Famiglia e genere  Fabaceae, gen. mimosa
Tipo di pianta Semilegnosa perenne o annuale
Esposizione Luminosa, no luce diretta
Rustico Poco rustica
Terreno Di medio impasto
Colori Lilla, rosa
Irrigazione Abbondante, molta umidità ambientale
Fioritura estate
Propagazione Talea, seme
Concimazione Ogni 15 giorni
Parassiti e malattie Ragnetto rosso

Si pongono a dimora in luogo soleggiato o semiombreggiato; non temono il gelo, se di lieve entità e di breve durata, nei luoghi con inverni rigidi viene coltivata in vaso, in modo da poterla riporre al riparo dal freddo durante i mesi freddi; spesso viene invece coltivata come annuale, vista la rapidità con cui si sviluppa ed il fatto che con il passare degli anni tende a debilitarsi. L’esposizione, sia in casa sia all’esterno, deve essere sempre ben luminosa. Bisogna però evitare la luce diretta perché potrebbe danneggiare le foglie causando brutte scottature. L’ideale è esporla ad una forte luce indiretta, magari filtrata da una tenda chiara, per almeno 6 ore al giorno.
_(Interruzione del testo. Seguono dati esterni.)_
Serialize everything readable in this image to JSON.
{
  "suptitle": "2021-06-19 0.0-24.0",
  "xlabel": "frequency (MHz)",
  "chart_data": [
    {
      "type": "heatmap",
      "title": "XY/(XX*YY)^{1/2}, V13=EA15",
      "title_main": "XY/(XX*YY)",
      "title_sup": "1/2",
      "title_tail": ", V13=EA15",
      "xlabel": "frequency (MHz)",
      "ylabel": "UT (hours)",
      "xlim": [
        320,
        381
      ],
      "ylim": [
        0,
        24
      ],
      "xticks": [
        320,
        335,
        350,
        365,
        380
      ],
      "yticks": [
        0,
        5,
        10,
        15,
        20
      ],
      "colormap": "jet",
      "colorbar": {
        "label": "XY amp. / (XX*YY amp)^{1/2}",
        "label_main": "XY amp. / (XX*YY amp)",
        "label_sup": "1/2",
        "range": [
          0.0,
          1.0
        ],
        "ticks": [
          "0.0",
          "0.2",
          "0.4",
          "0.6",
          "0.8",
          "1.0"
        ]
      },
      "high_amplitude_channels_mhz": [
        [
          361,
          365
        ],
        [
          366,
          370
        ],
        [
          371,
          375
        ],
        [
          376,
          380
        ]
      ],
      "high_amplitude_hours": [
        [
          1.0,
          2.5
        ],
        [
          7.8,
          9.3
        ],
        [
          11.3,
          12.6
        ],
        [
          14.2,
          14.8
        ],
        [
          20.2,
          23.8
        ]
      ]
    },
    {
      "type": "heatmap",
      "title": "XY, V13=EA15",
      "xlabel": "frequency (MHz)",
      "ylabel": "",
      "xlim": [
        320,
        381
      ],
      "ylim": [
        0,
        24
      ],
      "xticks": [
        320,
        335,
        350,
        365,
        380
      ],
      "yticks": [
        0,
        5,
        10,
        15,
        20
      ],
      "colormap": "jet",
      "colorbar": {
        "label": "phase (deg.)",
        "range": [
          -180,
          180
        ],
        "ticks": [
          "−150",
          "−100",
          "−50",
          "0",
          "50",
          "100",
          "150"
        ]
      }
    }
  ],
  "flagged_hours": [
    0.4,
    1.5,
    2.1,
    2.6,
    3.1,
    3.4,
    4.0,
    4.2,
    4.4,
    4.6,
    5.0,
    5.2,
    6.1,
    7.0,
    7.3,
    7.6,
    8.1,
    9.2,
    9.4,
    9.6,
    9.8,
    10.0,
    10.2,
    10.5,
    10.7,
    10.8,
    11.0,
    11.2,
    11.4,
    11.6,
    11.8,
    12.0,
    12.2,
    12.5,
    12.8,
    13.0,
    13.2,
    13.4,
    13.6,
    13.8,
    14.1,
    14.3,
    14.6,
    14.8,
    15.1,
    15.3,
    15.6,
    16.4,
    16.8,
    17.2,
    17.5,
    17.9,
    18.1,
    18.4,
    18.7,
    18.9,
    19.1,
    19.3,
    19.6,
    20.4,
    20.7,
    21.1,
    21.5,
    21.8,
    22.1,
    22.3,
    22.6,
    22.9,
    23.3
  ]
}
Se la luce è troppo debole può capitare che le foglie si chiudano, come accade durante la notte.


Annaffiature

Mimosa sensitiva Da marzo a ottobre annaffiare regolarmente, mantenendo il terreno leggermente umido, ma evitando gli eccessi; durante i mesi freddi diradiamo le annaffiature; se le piante sono coltivate all’aperto possiamo evitare di fornire acqua. Durante il periodo vegetativo fornire del concime per piante da fiore, ogni 15-20 giorni, mescolato all’acqua delle annaffiature. La mimosa pudica necessita di irrigazioni frequenti. È importante intervenire ogni volta che il terreno risulta asciutto in profondità. Per assicurarcene un buon metodo è quello di inserire un dito nel substrato e valutando se risulti davvero totalmente asciutto, soprattutto nella zona al di sotto dei 2,5 cm. Irrighiamo abbondantemente, ma senza lasciare acqua stagnante perché potrebbe danneggiare l’apparato radicale.
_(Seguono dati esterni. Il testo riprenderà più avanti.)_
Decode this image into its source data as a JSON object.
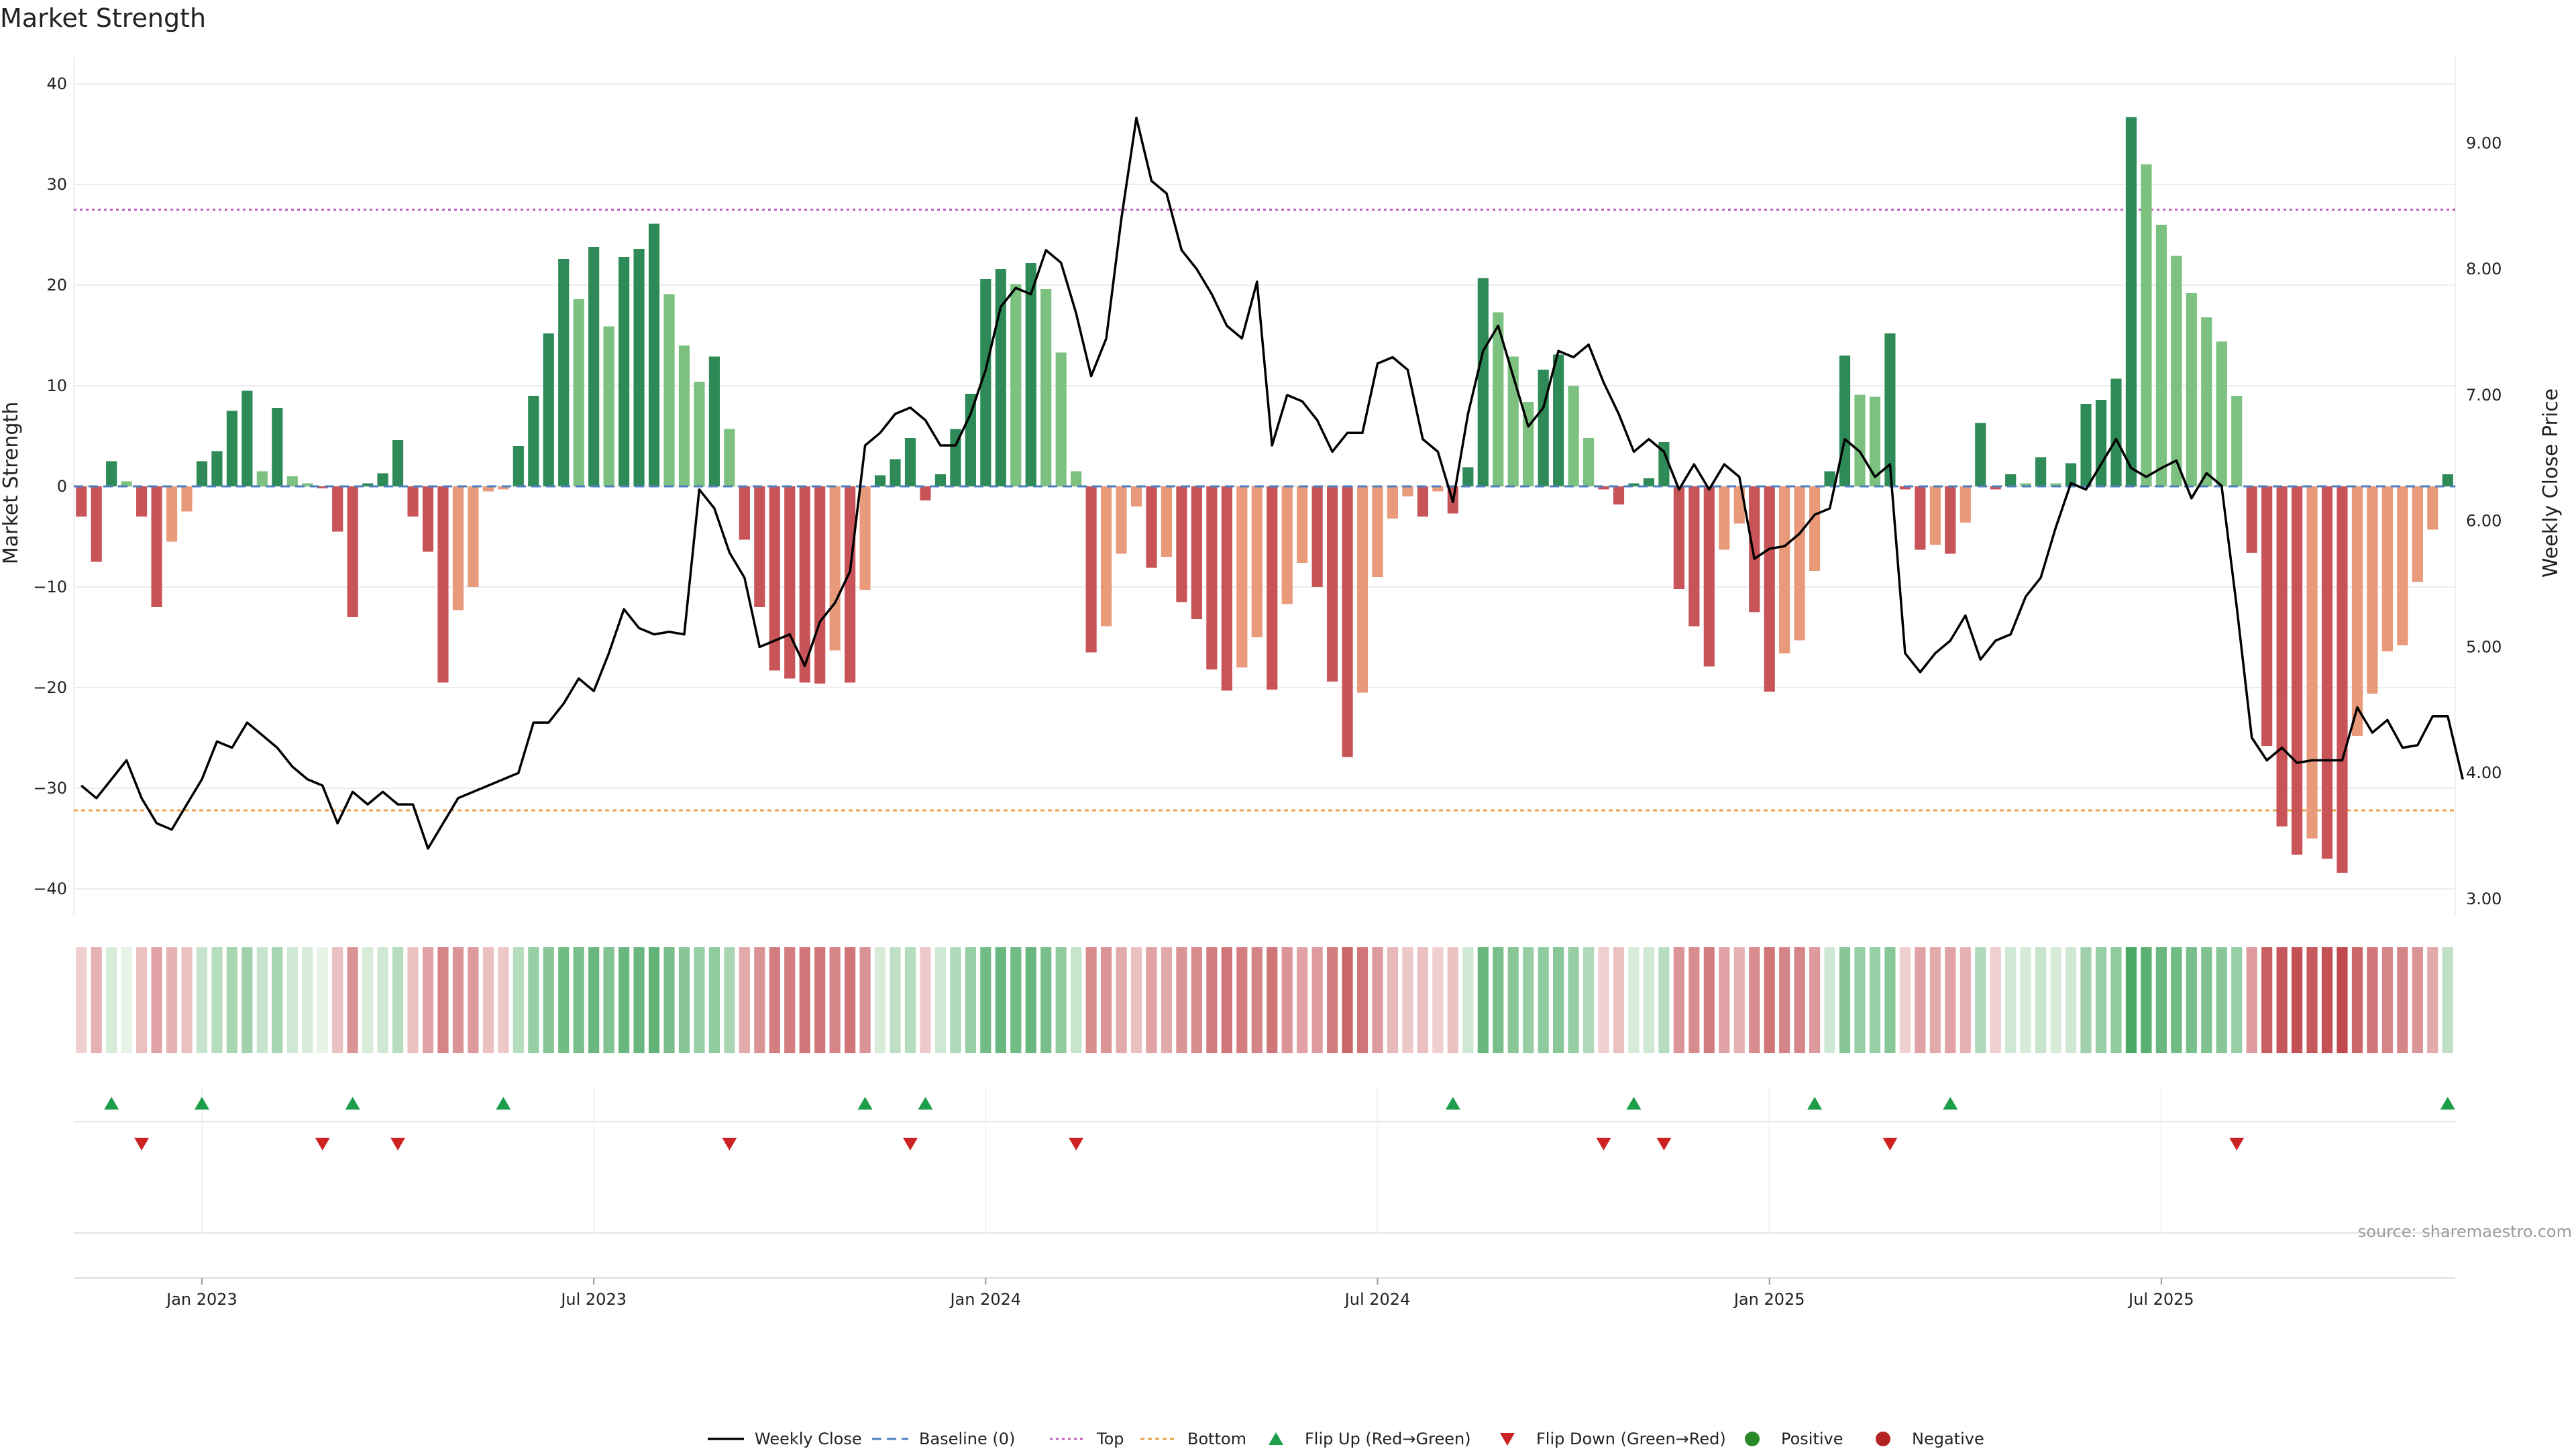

In inverno le irrigazioni vanno diradate ed è necessario somministrare poca acqua solo per evitare che il terriccio diventi totalmente secco.

È molto importante irrigare sempre con acqua tiepida. Infatti l’acqua troppo fredda potrebbe causare l’ingiallimento delle foglie e la conseguente perdita di bellezza della pianta.

Di vitale importanza per la salute ed esteticità della mimosa è il mantenere sempre, soprattutto quando la pianta vive in appartamento, un’umidità ambientale molto alta. Questo si può ottenere vaporizzando spesso le foglie, utilizzando umidificatori da applicare ai termosifoni (oppure elettrici) e anche lasciando sotto ala pianta un sottovaso pieno di biglie o argilla espansa e riempito con acqua. L’importante è che il liquido non sia a contatto con le radici.

Un ottimo ambiente può anche essere creato accostando molte piante diverse. Questo aiuta ad aumentare l’umidità della stanza.